Potential application in crossborder transactions
Japanese item data that contains cultural context could be used to train a foundational model that would enhance searches and recommendations in Mercari’s crossborder e-commerce domain
Acceleration of resource circulation
Improving the precision of marketplace app searches will increase the number of opportunities for valuable items—otherwise buried among a vast number of listings—to find their next owner. The activation of the secondary-distribution market can also contribute to effective resource use.
Comment from Norimasa Kobori, Head of Mercari R4D
“We found that there was an inherent difficulty in the search experience of marketplace apps that could not be resolved simply by improving keyword matching. In this project, we will confront this difficulty head-on using Mercari’s unique asset of secondary-distribution market data. Being selected for a nationwide project like GENIAC shows that the Japanese government recognizes the importance of this challenge. As such, we will further commit to advancing research that enhances the search experience in the secondary-distribution market.”
About GENIAC
GENIAC (Generative AI Accelerator Challenge) is a project led by METI and NEDO to raise the level of platform model development capability in Japan and to encourage companies and others to be creative. Through support measures such as the provision of computing resources, the project aims to accelerate the development of competitive generative AI platform models, enhance the international competitiveness of Japan’s generative AI industry, and contribute to solving social challenges through the widespread adoption of generative AI.
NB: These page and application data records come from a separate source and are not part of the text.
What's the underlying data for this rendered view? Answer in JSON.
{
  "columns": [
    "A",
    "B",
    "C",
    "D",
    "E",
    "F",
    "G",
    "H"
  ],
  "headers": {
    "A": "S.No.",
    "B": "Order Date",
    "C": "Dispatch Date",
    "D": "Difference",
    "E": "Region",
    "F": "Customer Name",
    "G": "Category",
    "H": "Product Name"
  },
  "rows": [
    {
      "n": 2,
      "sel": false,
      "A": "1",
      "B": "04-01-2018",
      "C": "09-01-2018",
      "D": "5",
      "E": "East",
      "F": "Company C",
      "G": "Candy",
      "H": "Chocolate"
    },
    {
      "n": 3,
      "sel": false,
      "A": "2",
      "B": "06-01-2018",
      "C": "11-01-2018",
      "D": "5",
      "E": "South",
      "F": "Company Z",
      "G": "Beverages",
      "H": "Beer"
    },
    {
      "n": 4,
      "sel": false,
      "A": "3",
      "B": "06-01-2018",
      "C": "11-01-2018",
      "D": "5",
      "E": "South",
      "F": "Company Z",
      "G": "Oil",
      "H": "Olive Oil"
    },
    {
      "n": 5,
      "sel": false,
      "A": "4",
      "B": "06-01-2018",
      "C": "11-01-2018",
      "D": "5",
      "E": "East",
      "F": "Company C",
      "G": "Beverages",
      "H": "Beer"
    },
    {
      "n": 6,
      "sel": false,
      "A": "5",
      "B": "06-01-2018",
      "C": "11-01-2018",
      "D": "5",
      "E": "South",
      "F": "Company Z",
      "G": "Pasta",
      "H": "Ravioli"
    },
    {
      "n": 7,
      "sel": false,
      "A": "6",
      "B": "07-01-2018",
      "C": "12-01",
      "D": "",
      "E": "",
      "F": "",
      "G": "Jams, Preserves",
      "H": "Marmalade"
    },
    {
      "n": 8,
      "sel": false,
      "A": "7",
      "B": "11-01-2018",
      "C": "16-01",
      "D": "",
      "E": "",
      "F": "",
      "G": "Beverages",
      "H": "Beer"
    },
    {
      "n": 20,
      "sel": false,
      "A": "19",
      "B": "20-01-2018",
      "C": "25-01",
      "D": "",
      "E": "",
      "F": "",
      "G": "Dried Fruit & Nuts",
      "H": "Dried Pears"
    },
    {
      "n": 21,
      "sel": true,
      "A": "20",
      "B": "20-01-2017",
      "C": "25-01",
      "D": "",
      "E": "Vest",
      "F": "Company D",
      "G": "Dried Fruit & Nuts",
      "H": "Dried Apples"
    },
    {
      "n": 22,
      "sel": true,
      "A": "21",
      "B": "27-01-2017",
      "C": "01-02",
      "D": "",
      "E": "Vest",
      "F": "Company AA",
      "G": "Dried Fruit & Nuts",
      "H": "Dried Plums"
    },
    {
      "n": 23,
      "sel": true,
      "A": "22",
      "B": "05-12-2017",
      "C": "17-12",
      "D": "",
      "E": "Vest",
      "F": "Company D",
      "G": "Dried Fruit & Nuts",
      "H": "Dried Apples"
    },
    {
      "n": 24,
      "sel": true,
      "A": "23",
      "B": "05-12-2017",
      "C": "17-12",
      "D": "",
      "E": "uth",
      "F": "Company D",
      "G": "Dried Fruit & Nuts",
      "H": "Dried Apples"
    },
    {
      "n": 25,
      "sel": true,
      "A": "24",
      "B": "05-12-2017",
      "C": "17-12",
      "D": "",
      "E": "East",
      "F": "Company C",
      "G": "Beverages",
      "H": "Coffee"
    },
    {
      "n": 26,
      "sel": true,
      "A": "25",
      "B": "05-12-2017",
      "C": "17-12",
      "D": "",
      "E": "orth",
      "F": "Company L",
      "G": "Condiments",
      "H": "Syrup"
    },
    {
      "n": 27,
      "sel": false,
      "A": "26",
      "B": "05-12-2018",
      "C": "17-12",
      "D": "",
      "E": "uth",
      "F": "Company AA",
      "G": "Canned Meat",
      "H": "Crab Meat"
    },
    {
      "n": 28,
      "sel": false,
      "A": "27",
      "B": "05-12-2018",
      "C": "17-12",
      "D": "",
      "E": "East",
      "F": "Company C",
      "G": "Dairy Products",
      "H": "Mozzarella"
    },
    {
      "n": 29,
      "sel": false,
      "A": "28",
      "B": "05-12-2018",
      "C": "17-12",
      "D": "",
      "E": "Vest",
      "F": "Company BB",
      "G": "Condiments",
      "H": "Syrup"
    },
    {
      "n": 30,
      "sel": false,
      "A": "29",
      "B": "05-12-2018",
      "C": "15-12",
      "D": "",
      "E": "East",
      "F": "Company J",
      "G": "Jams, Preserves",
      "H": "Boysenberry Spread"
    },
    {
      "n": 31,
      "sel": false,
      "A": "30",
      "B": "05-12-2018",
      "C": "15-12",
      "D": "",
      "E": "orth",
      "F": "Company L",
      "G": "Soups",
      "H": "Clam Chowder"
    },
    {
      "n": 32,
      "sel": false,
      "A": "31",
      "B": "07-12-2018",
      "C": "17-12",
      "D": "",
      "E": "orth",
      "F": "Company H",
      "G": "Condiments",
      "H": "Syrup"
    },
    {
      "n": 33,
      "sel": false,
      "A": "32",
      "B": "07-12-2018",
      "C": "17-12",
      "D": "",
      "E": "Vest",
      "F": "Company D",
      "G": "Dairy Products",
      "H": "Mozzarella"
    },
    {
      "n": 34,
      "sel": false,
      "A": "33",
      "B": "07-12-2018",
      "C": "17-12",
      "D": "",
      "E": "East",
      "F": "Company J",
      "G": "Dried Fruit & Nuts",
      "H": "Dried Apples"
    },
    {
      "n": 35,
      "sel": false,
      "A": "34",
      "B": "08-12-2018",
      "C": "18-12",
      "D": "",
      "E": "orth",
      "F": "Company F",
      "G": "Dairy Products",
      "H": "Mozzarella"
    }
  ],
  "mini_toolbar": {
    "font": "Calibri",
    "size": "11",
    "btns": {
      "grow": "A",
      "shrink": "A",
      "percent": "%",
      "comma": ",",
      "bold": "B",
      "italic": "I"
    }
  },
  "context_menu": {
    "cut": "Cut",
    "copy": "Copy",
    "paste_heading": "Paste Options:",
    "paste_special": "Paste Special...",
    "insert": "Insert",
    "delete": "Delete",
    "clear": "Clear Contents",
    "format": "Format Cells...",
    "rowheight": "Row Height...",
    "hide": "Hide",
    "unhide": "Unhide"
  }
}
https://www.meti.go.jp/policy/mono_info_service/geniac/index.html
A detailed article on this project has also been published on the R4D website—please check it out here: https://r4d.mercari.com/en/blog/20260604_geniac_ai_details/
Mercari will continue to connect communities across industries, academia, and government, contributing to the development of cutting-edge technology and social implementation while pioneering unseen value.